England
Poverty rates are surging in the United Kingdom as it proceeds steadily towards Brexit. During the summer season many children are left with no source of nutrition. A Catholic community in the heart of the island took action with the “Grub club”, an ecumenically-inspired soup-kitchen created with the support of other local charities. Volunteers are at work to ensure a warm meal to so-called “pupil premium children” and to their parents
In need of food for the whole summer while their wealthier peers enjoy activities in sport centres or go to the park with their mothers. They survive only thanks to a piece of bread which their parents themselves forgo for their children, although they are hungrier than them. The so-called “pupil premium children” are entitled to free meals at school. But at the end of the school year they are left undernourished. It is happening in the United Kingdom, after eight years of budget cuts and austerity measures, even in an apparently affluent city like Loughborough, in the centre of England.

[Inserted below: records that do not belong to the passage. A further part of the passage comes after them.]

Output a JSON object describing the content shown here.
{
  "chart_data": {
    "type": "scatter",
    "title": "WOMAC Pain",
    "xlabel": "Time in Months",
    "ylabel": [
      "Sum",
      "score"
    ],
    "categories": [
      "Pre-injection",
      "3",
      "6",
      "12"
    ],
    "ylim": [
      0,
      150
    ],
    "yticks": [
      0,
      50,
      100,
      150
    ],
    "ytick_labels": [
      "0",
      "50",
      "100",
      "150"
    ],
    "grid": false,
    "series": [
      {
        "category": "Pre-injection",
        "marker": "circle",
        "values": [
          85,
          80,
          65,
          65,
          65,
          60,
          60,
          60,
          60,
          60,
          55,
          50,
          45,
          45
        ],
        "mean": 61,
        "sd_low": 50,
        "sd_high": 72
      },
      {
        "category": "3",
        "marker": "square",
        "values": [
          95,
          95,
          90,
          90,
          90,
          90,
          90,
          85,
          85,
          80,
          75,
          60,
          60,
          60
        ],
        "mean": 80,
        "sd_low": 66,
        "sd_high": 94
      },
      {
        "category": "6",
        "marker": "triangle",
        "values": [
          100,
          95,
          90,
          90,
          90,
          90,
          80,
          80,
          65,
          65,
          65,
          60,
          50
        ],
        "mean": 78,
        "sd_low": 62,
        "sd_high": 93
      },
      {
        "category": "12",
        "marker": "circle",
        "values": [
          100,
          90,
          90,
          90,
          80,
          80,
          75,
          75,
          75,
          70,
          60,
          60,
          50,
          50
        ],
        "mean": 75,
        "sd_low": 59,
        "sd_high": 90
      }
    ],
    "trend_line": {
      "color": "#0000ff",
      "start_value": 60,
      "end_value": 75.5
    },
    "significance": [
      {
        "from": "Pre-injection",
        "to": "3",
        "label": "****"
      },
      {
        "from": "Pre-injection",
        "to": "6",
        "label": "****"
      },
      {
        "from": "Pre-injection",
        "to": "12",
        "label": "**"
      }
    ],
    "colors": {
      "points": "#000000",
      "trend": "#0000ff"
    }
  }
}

Volunteers and donations. Here the poverty-rate is of 32%, higher than the national average of 22%. One of most poverty-stricken roads is right opposite St.Mary’s Catholic church, founded by the Rosminian Fathers at the end of the 19th century. A group of parishioners had the idea of the “Grub club” initiative –an idiomatic expression for good food – consisting in warm meals prepared by volunteers at lunch every Monday and Thursday, from July 16 to August 20 for children and for their parents left without food during the summer months. Twenty people have already given their availability to cook, clean and also entertain the children. A donation of two-thousand pounds – almost three-thousand euro – was immediately given anonymously and others followed suit.
A creative minority group. “Our parish was the first in Loughborough to promote this initiative that is spreading across Great Britain after a Parliament commission on fighting hunger reported that last year a large number of pupils were left with no source of nutrition in the summer months, surviving only thanks to their parent’s food”, said Catherine Brady, one of the organizers. “Although as Catholics we are a minority group representing one in twelve inhabitants, in this case we involved the population, including the schools run by the Church of England”, the Anglicans, and “Cobden public primary school, in addition to the Sacred Heart Catholic school and the parish connected to it.”
Beyond the perimeter of the church. “During our first meeting to discuss the practical details of the project and find the funds as well as the volunteers, a teacher in our parish almost broke out in tears as she told us that every day some of her pupils cannot focus because they skipped breakfast. We share her feeling of helplessness. For us members of the middle classes it was unimaginable that right outside the church there were children living in these conditions”, Brady went on. “One of the greatest difficulties was overcoming the class barrier and persuade the parents to overcome shame and ask for help.” For the parish of St.Mary this initiative is also a way to attract new people, a deeply spiritual occurrence, and one of ecumenism. A third of all volunteers usually don’t go to church. “It’s the spirit that guides us, following the words of Pope Francis. His Holiness said that the poor are our great evangelizers. With the Grub club we intend to reach out to our own community, beyond the perimeter of the church”, Catherine said.
Food banks. Saint Mary’s church is connected with “Kings Church”, an evangelical church in Leicester, which promoted a similar initiative, and with “Meet Lunch”, and organization that seeks to replace school meals with other food across the UK. Last year almost a third of all British parents skipped at least a meal during the day to feed their children, and “food banks” are steadily increasing. The “Trussell Trust”, one of the largest charities in this sector, noticed that food banks attract twenty thousand more indigent people during the summer season.
Families on a cliff edge. “We reach out to poor families through schools”, said Bernard Monaghan, a Grub club volunteer worker. “School principals helped me distribute the forms to apply for the free meals, but we accept anyone, even those who should show up at the last minute. We will provide meals to parents and their children. In most cases families living on a cliff edge, within the complex subsidy system of British welfare, are the most problematic.” Namely “on paper they have enough to make ends meet, but it does not correspond to their real life situation.”
The parish hall. The venue of the Club is the parish hall in St.Mary’s church, connected with the kitchen of the adjacent elementary school. But organizational aspects turned out to be a real challenge for the volunteers who had to take an online course to ensure compliance with all sanitary and dietary requirements, and study all the legislative details enshrined in national legislation that has very strict standards when it comes to food and nutrition. Not to mention the laws for the protection of minors whereby every volunteer worker must provide evidence of a criminal background check prior to working near the children.